Belize's jungle is a hell-hole of flesh-eating bugs and jumping snakes, where survival skills are a must...
When the SAS jungle warfare team nicknames a type of vegetation laced with barbs as long and lethal as four-inch nails the 'bastard tree', you give it a wide berth.
When the same hard-arsed squaddies call the deadly fer-de-lance snake the Jumping Tommy Goff on account of its ability to leap its entire length off the ground and sink its fangs into your wrinkled chicken-white rain-and-sweat-marinated skin, you pray to any higher being you can find that you never come eye-to-eye with the serpent.
One bite from that, without a rescue chopper on standby, and death becomes a question of when, not if.
These - I'm informed by 'John', one of the British Army's top jungle warfare trainers - are just a couple of the myriad dangers the Belize jungle boasts. It is one of the toughest environments in the world. Not only is it home to a menagerie of nasties, but drug smugglers also operate out of here.
Making contact with Kalashnikov-wielding, Ray-Ban and Prada-wearing drug smugglers is a real possibility for the thousands of Brit squaddies who train in Belize each year - I can only hope I don't come across any during my time here.
'Making contact with Kalashnikov-wielding, Ray-Ban and Prada-wearing drug smugglers is a real possibility'
Until 1994, the British Army was in this very jungle to prevent a war. In 1981, British Honduras became the independent state of Belize. Cue a mustering of Guatemalan military on the border, seeing an opportunity to assert their perceived claim to Belizean territory.
London was having none of it and sent in a flight of Harriers, plus hundreds of ground troops, to protect the strategically crucial territory on the Caribbean coast of Central America.
At the forefront of counter-insurgency jungle warfare were the boys from Hereford - their SAS skills honed during conflicts in Malaya and Borneo and West Africa proving vital here in Central America. "Now, Belize is the main jungle training site for the British Army," says 'John'. Real names, ranks and other such details are denied.
"Three times a year, soldiers from the UK come out for six weeks.
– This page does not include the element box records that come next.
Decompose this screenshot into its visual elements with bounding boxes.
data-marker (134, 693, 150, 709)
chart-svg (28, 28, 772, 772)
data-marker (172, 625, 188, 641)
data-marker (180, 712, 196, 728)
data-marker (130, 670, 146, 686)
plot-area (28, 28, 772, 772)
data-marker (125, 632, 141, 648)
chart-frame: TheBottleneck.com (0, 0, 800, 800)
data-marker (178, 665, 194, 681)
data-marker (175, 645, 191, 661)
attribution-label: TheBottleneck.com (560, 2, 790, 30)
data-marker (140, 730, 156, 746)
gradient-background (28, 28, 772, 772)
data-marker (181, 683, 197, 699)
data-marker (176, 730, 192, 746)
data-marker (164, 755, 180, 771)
They spend 28 days in 'the trees' (army parlance for the jungle). We teach them to get familiar with the environment. For four weeks they will not wash, will have to live off rations and learn how to find sustenance from the jungle. It's not everyone's idea of heaven, but most of the guys end up loving it."
Belize is not just used for army training, though, there are also SAS operatives working on secret missions here. 'John' has agreed to drive us through bandit country, close by the Guatemalan border, for an insight into the conditions the special forces endure during operations in the area.